Lhakpa Quendren

The well-being and healthcare requirements of elderly people aged 60 to 79 years are lacking in Paro despite the changes in health policy and planning.

According to a recent study by a group of doctors and a nursing lecturer, the overall quality of life for the elderly in Paro is below the average, with their physical health being comparatively lower.

The study on the ‘quality of life and health needs among the aged 60-79 years in Paro’ covers 403 elderly participants, including 233 females, in Naja, Dogar, Shaba, and Lyungni gewogs.

The study revealed that the elderly were protected by the traditional values of extended families and community unity until recently. “However, rapid change in demographic patterns is affecting the informal care and support provided to elderly family members.”

In the past, elderly people were regarded as productive members of the community because they would engage in regular work such as working in the fields, looking after grandchildren, and herding cattle, among others.

As the economic landscape evolves, young people are moving from rural to urban areas in search of better opportunities, leaving their elderly parents behind in rural communities.

This situation, according to the study, could lead to social isolation and poor health conditions for the elderly because many of them depend on financial support from their children.

“As people age, their health and quality of life become increasingly important considerations. The elderly population has unique health needs that must be addressed to ensure their well-being and maximize their quality of life,” said the authors.

Bhutan, like many developing nations, is witnessing a growing number of elderly populations due to better health, longer life expectancy, and a decline in the fertility rate. The life expectancy at birth was 66 years in 2005 and increased to 70.20 years in 2022.

According to the National Statistics Bureau (NSB), about 44,319 of the total population were aged above 60 years in 2005. This number increased to 58,804 by 2017, constituting 7.54 percent of the population.

Every Asian country has experienced the highest increase in its elderly population, with more than 50 percent of the world’s elderly people living in Asia.

The World Health Organization (WHO) reported that about three to 19 percent of the global population consisted of people aged 60 and above. The rising life expectancy contributes to the prevalence of chronic diseases, including mental health illnesses.


What can be done?

The study reveals that the ongoing socio-economic changes could gradually set a boundary to the traditional family care system, and this may have long-term implications.

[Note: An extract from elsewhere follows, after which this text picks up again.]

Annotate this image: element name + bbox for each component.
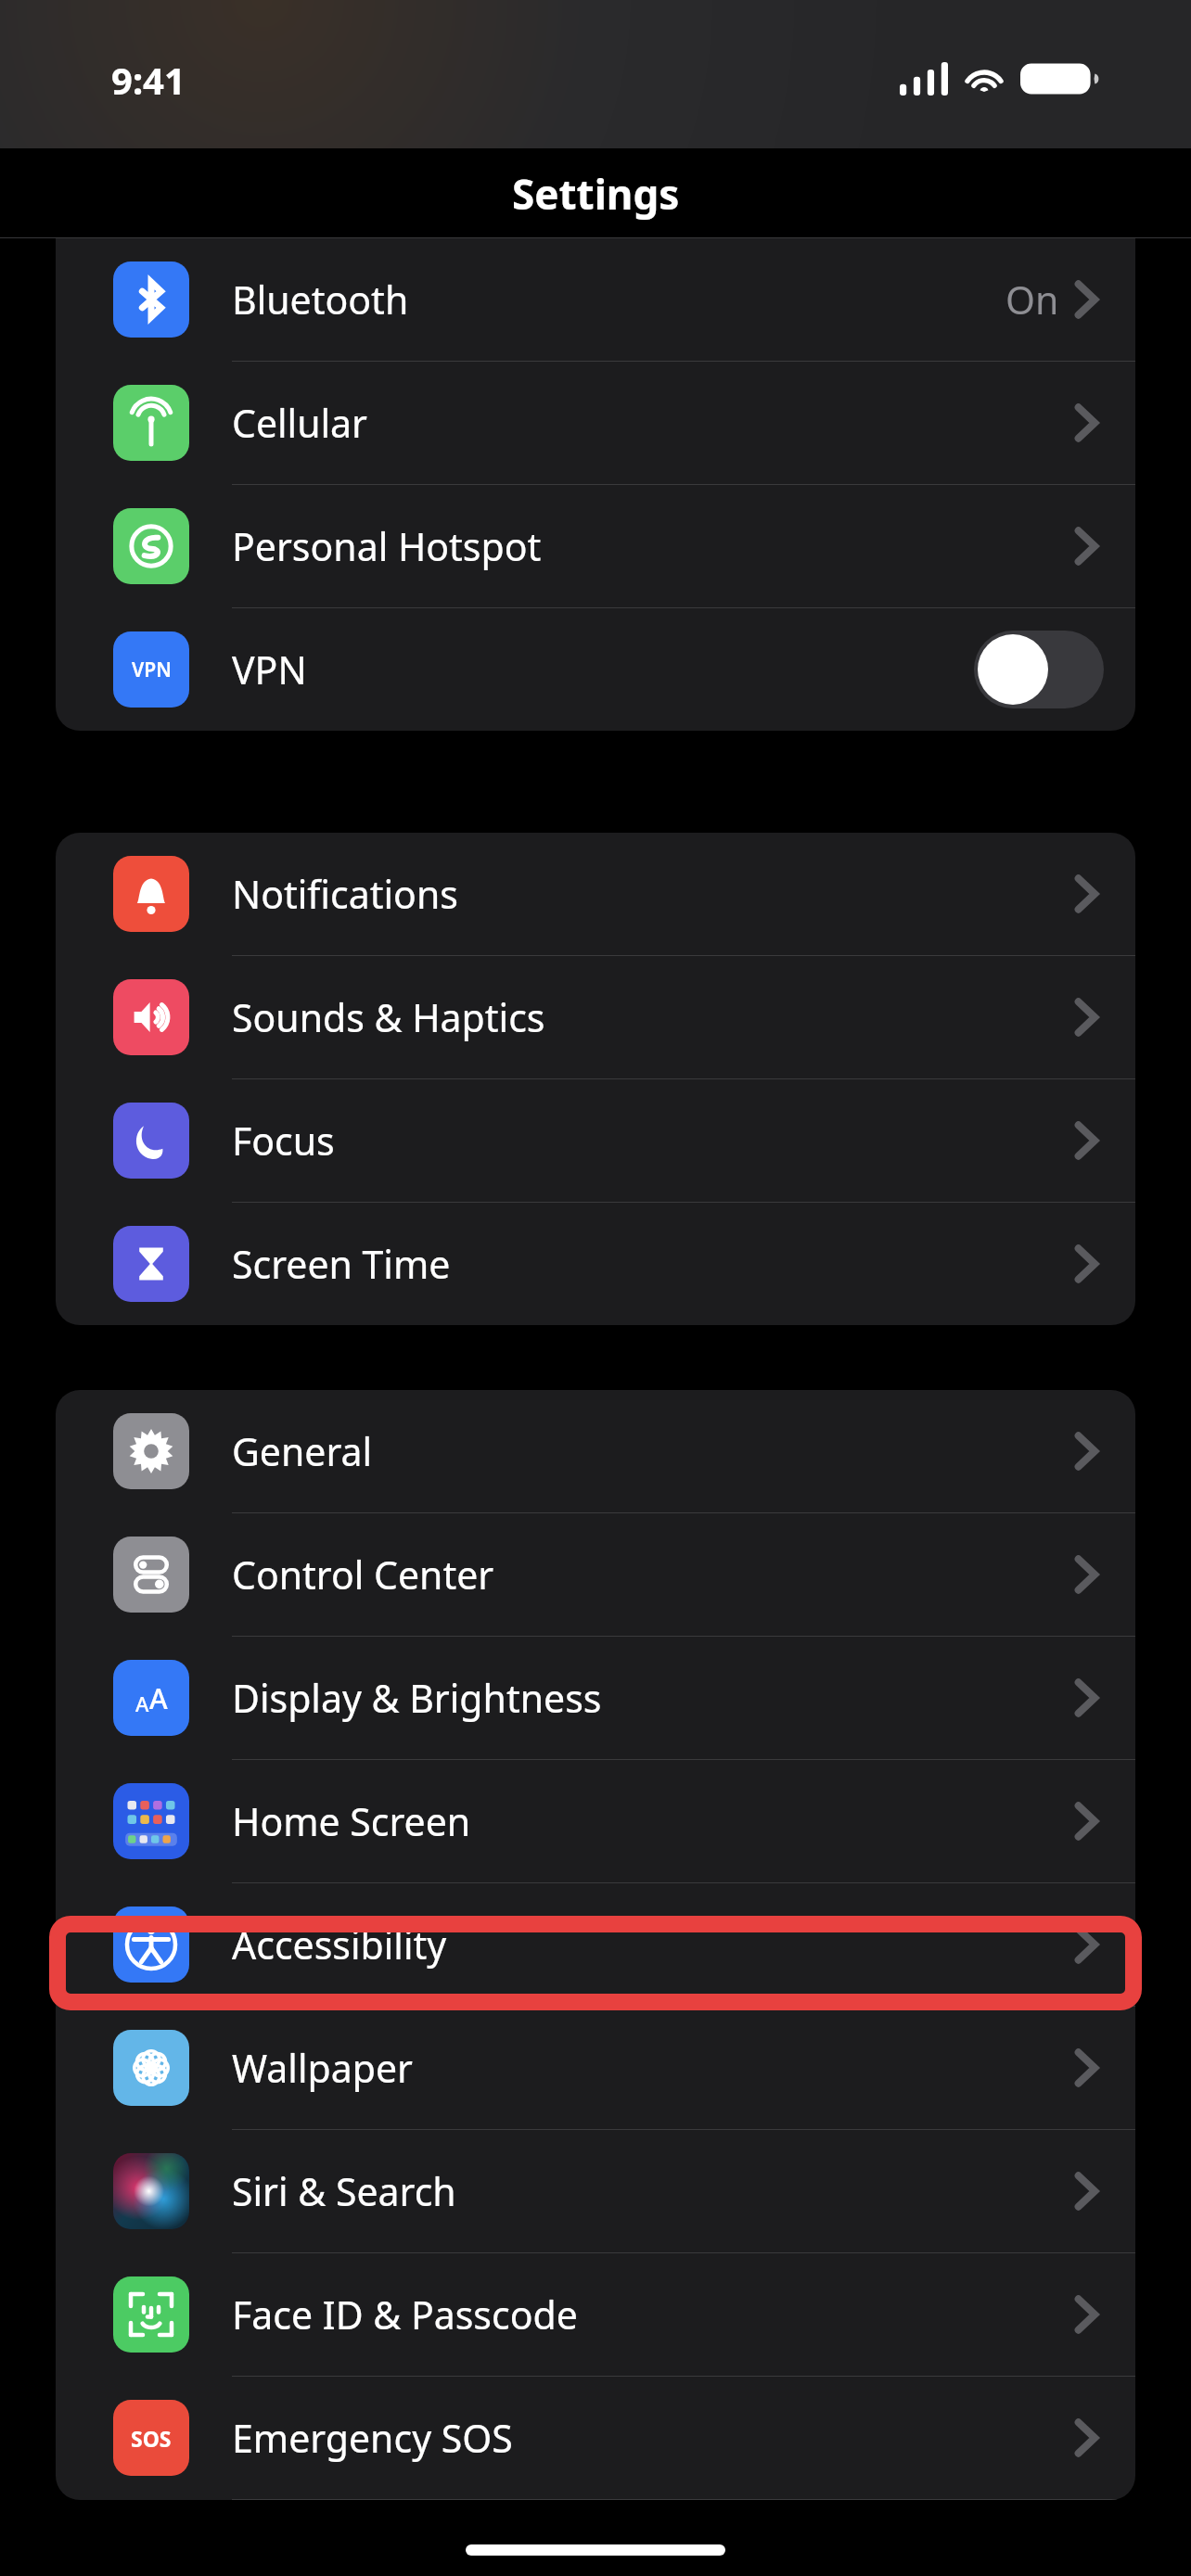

The quality of life among elderly women was found lower compared to their male counterparts. Some major factors contributing to this difference included a higher incidence of symptoms associated with anxiety and depression among elderly women.

Elderly women experience a higher rate of psychological illnesses compared to elderly men. This is often attributed to cultural norms that restrict their outdoor exposure and financial barriers.

The study pointed out a widespread issue in accessing medical care services, which is the unavailability of reliable transportation to health centers for both routine checkups and emergencies. This lack of transportation services leads to delays and disruptions in the continuity of care.

“Transportation services as well as an effective logistics system should be planned and managed to assist those in need to access quality services in cases of emergencies, at night time, and during the weekend,” said the authors.

The study shows that married elderly scored below average in quality of life and physical dimension. One contributing factor is the quality of their marriage. In contrast, many other studies have reported that married elderly people tend to have a better quality of life compared to those who were never married, divorced, or separated.

Given that it has become an important area of concern for their well-being, the study calls for the need to implement plans and strategies to improve the quality of life for the elderly.

It recommended several strategies to address the barriers to accessing medical services, which can be implemented at community-based or hospital-based levels. These strategies include comprehensive priority services, establishing out-of-hour clinics, implementing long-term health monitoring, and fostering family and community engagement.

The study also recommends the need for the promotion of a new lifestyle that includes activities such as community groups, meditation, and yoga. “Moreover, it must be supported by education for old age and strengthen the respect for old people.”

Some factors affecting the quality of life include economic stability, cultural background, education level, and health condition, among others.